MHP’ye gelecek olursak, tavanda her şey süt liman; fakat tabana indiğimizde Bahçeli’den gerçek anlamda bıkmış bir kesim var. Ama tabanın tepkisi tavana ne kadar yansır bilemiyorum. Bildiğim tek şey sandığa yansıdığıdır. MHP’nin oy depolarında tıpkı 2010 referandumunda olduğu gibi milliyetçi oyların Erdoğan’a kaydığını görüyoruz.
Muhalefet parti liderleri kendi tabanlarında bile başarılı görülmezken ve metal yorgunluğu her iki lider için baş göstermişken, CHP ve MHP’nin genel seçimlere iktidar parolasıyla hazırlanacak olmaları hangi kesime inandırıcı gelir ki?
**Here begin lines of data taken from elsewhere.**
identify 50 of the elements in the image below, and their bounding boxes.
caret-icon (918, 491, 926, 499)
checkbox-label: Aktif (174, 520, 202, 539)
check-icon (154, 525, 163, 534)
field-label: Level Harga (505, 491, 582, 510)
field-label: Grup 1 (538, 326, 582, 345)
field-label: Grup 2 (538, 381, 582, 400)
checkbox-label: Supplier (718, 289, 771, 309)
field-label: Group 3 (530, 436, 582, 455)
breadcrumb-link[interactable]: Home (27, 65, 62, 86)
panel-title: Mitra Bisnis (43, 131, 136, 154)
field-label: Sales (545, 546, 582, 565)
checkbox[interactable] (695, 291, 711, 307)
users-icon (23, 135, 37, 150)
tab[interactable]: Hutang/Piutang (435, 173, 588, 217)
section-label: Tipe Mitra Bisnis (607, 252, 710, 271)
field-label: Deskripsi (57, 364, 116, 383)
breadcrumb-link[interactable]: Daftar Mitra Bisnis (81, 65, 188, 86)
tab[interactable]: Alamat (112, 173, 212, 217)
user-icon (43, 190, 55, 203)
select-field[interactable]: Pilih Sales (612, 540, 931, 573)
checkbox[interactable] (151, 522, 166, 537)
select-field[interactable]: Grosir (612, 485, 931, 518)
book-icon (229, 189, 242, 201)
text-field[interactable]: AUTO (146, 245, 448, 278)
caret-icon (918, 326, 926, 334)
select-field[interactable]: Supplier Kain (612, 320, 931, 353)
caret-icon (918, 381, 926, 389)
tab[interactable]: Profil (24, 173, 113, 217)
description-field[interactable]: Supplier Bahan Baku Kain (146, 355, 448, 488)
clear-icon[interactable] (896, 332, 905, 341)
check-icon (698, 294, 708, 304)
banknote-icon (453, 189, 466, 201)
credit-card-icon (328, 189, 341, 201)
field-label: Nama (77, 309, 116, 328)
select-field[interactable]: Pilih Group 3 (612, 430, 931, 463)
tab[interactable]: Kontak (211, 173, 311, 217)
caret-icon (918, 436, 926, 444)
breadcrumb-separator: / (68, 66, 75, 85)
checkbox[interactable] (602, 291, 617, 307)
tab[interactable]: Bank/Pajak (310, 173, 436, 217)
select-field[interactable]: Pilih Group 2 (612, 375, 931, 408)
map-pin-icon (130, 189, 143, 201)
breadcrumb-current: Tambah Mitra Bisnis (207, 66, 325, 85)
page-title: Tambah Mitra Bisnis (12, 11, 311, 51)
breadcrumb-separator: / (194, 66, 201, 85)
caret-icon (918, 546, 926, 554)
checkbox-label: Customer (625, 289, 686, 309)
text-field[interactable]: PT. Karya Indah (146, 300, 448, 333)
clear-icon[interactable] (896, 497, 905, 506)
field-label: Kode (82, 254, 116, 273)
Önümüzdeki genel seçimlerde Ak Parti’nin yeniden iktidar olması, Erdoğan’ın cumhurbaşkanlığı seçim zaferini perçinleyecektir. Yeni Türkiye’de görünmez başkanlık sistemi başlayacaktır. Eğer olur da Ak Parti genel seçimlerde yeterli sandalye sayısına ulaşamazsa Çankaya yeniden sembolik hale gelir.
Erken seçim takvimi, muhalefeti yorgun ve umutsuz yakalamışken, Ak Parti için çok önemli bir hamle. Muhalefet kendini yenileyip, yeni bir rüzgar yakalayıp, projeler ile halkın karşısına geçmek yerine ‘geçmiş seçimlere oranla oyumuz şu kadar arttı, milletvekili sayımızı tek biz arttırdık’ gibi söylemler ile kendini avutursa ve iktidar partisi ile didişmeye devam ederse, Ak Parti zafer halkalarına bir yenisini ekler. Hatta eklemek için elini daha çabuk tutar.